Fungi are not producers (green plants) but consumers (like animals). So maybe the Demographic Theory ought to apply, and fungi ought to have limited reproductive rates and aging in order to protect their “prey” species. So why do fungi in the wild tend to have unlimited lifespans like plants, rather than programmed lifespans like animals?

Also like plants but not animals, fungi reproduce copiously, producing far more spores than are necessary for replacement. A tree over its lifetime can produce billions of seeds. A single mycelial network generates mushrooms with trillions of spores. Animals lay only a few hundred eggs, and mammals’ fertility is yet less profligate.

Animals can over-graze or over-hunt, and drive their food species (locally) to a point of unsustainability. This is why animals must limit their growth rates with evolved birth and death rates matched to their ecology. Plants don’t have to worry about using up the sun. And fungi don’t have to worry about driving their food source to extinction because they live on dead matter. Most fungi don’t have to kill to live. I suspect that this is why they can afford to live for thousands of years.

Here’s a fact from the animal kingdom that might support this way of thinking: Animals that live on dead carcasses tend to have longer lifespans than animals that hunt or peck. For example, vultures live 30-40 years, compared to 10-20 for eagles and 5-15 for turkeys. Hyenas live longer than wolves. Jackals live longer than coyotes. Catfish live longer than trout or perch. (These are consistent tendencies, but not strict rules.)

What of fungi that parasitize living organisms? 

Armillaria ostoyae looks like an ordinary mushroom, and spreads underground via mycelia.
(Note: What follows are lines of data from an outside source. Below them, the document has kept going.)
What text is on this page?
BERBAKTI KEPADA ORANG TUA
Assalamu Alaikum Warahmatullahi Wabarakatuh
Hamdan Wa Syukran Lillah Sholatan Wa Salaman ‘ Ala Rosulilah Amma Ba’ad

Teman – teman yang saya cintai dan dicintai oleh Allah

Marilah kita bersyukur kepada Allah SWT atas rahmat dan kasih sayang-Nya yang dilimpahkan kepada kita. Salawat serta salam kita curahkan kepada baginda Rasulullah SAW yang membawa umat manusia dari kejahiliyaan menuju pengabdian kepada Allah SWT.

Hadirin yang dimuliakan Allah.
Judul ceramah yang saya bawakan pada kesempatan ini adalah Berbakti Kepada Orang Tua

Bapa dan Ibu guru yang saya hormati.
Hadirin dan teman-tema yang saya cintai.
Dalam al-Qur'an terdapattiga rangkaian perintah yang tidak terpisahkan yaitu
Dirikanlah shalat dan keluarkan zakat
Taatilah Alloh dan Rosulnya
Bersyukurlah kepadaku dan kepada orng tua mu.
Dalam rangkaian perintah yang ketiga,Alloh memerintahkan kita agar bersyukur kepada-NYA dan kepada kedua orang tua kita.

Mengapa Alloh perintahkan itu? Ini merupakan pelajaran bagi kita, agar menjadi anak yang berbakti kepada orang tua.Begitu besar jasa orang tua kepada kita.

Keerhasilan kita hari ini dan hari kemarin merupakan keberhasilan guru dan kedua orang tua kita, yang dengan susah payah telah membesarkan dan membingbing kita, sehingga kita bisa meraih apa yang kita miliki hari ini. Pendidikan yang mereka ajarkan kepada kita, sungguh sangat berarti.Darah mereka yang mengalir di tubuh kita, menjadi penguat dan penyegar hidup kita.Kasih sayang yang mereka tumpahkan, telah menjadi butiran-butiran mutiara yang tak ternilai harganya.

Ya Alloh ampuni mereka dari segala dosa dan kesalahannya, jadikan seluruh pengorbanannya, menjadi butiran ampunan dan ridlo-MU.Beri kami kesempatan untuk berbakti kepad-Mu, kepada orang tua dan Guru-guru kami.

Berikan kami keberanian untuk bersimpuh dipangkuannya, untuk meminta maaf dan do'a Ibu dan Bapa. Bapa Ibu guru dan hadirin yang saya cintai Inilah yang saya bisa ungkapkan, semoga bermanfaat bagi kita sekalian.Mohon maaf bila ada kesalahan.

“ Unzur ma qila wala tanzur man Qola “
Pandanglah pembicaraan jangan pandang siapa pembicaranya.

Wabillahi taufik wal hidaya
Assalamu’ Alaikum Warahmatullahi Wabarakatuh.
But Armillaria feeds on living wood, and kills trees by the forestfull. 

Like other fungi (that don’t need living wood), Armillaria shows signs of senescence in the lab, but in the wild lives for an indefinite period. That looks like an exception to the Demographic Theory.

But somehow, Armillaria is taking care of its host. In the middle of Oregon is Malheur National Forest, where there is an Armillaria mycelium network spanning thousands of acres, sometimes claimed as the largest organism in the world. It is thousands of years old, and that means that, despite killing trees, it has been careful not to kill the forest that sustains it. This is wise parasite behavior, even if it doesn’t include senescence.